Atomic operations with Atomix.jl
In case the different kernels access the same memory locations, race conditions can occur. KernelAbstractions uses Atomix.jl to provide access to atomic memory operations.
Race conditions
The following example demonstrates a common race condition:
using CUDA, KernelAbstractions, Atomix
using ImageShow, ImageIO
function index_fun(arr; backend=get_backend(arr))
out = similar(arr)
fill!(out, 0)
kernel! = my_kernel!(backend)
kernel!(out, arr, ndrange=(size(arr, 1), size(arr, 2)))
return out
end
@kernel function my_kernel!(out, arr)
i, j = @index(Global, NTuple)
for k in 1:size(out, 1)
out[k, i] += arr[i, j]
end
end
img = zeros(Float32, (50, 50));
img[10:20, 10:20] .= 1;
img[35:45, 35:45] .= 2;
out = Array(index_fun(CuArray(img)));
simshow(out)
In principle, this kernel should just smears the values of the pixels along the first dimension.
However, the different out[k, i]
are accessed from multiple work-items and thus memory races can occur.

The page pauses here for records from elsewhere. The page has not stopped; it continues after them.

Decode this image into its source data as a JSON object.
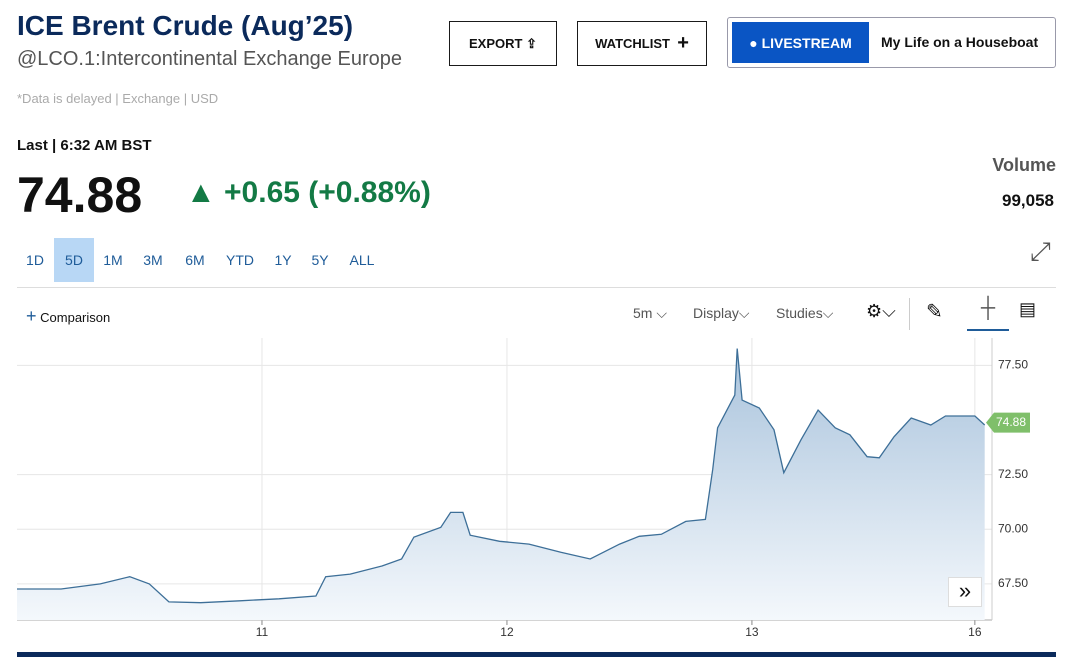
{
  "header": {
    "title": "ICE Brent Crude (Aug’25)",
    "subtitle": "@LCO.1:Intercontinental Exchange Europe",
    "buttons": {
      "export": "EXPORT",
      "watchlist": "WATCHLIST",
      "livestream": "LIVESTREAM",
      "show": "My Life on a Houseboat"
    },
    "note": "*Data is delayed | Exchange | USD",
    "last_label": "Last | 6:32 AM BST",
    "last": "74.88",
    "change": "+0.65 (+0.88%)",
    "volume_label": "Volume",
    "volume": "99,058"
  },
  "ranges": [
    "1D",
    "5D",
    "1M",
    "3M",
    "6M",
    "YTD",
    "1Y",
    "5Y",
    "ALL"
  ],
  "toolbar": {
    "comparison": "Comparison",
    "interval": "5m",
    "display": "Display",
    "studies": "Studies"
  },
  "chart_data": {
    "type": "line",
    "color": "#3d6f98",
    "x": [
      0,
      0.18,
      0.34,
      0.46,
      0.54,
      0.62,
      0.75,
      0.91,
      1.07,
      1.22,
      1.26,
      1.36,
      1.49,
      1.57,
      1.62,
      1.73,
      1.77,
      1.82,
      1.85,
      1.97,
      2.09,
      2.22,
      2.34,
      2.46,
      2.54,
      2.63,
      2.73,
      2.81,
      2.84,
      2.86,
      2.93,
      2.94,
      2.96,
      3.03,
      3.09,
      3.13,
      3.2,
      3.27,
      3.34,
      3.4,
      3.47,
      3.52,
      3.58,
      3.65,
      3.73,
      3.79,
      3.91,
      3.95
    ],
    "values": [
      67.27,
      67.27,
      67.5,
      67.83,
      67.5,
      66.68,
      66.64,
      66.73,
      66.82,
      66.95,
      67.83,
      67.95,
      68.32,
      68.64,
      69.64,
      70.09,
      70.77,
      70.77,
      69.73,
      69.45,
      69.32,
      68.95,
      68.64,
      69.32,
      69.68,
      69.77,
      70.36,
      70.45,
      72.73,
      74.64,
      76.14,
      78.27,
      75.91,
      75.55,
      74.55,
      72.59,
      74.09,
      75.45,
      74.64,
      74.32,
      73.32,
      73.27,
      74.23,
      75.09,
      74.77,
      75.18,
      75.18,
      74.77
    ],
    "xlim": [
      0,
      3.98
    ],
    "ylim": [
      65.85,
      78.75
    ],
    "xticks": [
      {
        "value": 1,
        "label": "11"
      },
      {
        "value": 2,
        "label": "12"
      },
      {
        "value": 3,
        "label": "13"
      },
      {
        "value": 3.91,
        "label": "16"
      }
    ],
    "yticks": [
      {
        "value": 67.5,
        "label": "67.50"
      },
      {
        "value": 70,
        "label": "70.00"
      },
      {
        "value": 72.5,
        "label": "72.50"
      },
      {
        "value": 77.5,
        "label": "77.50"
      }
    ],
    "last_value": 74.88,
    "grid": true
  }
}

We need to ensure that the accumulate +=
occurs atomically.
The resulting image has artifacts.
Fix with Atomix.jl
To fix this we need to mark the critical accesses with an Atomix.@atomic
function index_fun_fixed(arr; backend=get_backend(arr))
out = similar(arr)
fill!(out, 0)
kernel! = my_kernel_fixed!(backend)
kernel!(out, arr, ndrange=(size(arr, 1), size(arr, 2)))
return out
end
@kernel function my_kernel_fixed!(out, arr)
i, j = @index(Global, NTuple)
for k in 1:size(out, 1)
Atomix.@atomic out[k, i] += arr[i, j]
end
end
out_fixed = Array(index_fun_fixed(CuArray(img)));
simshow(out_fixed)
This image is free of artifacts.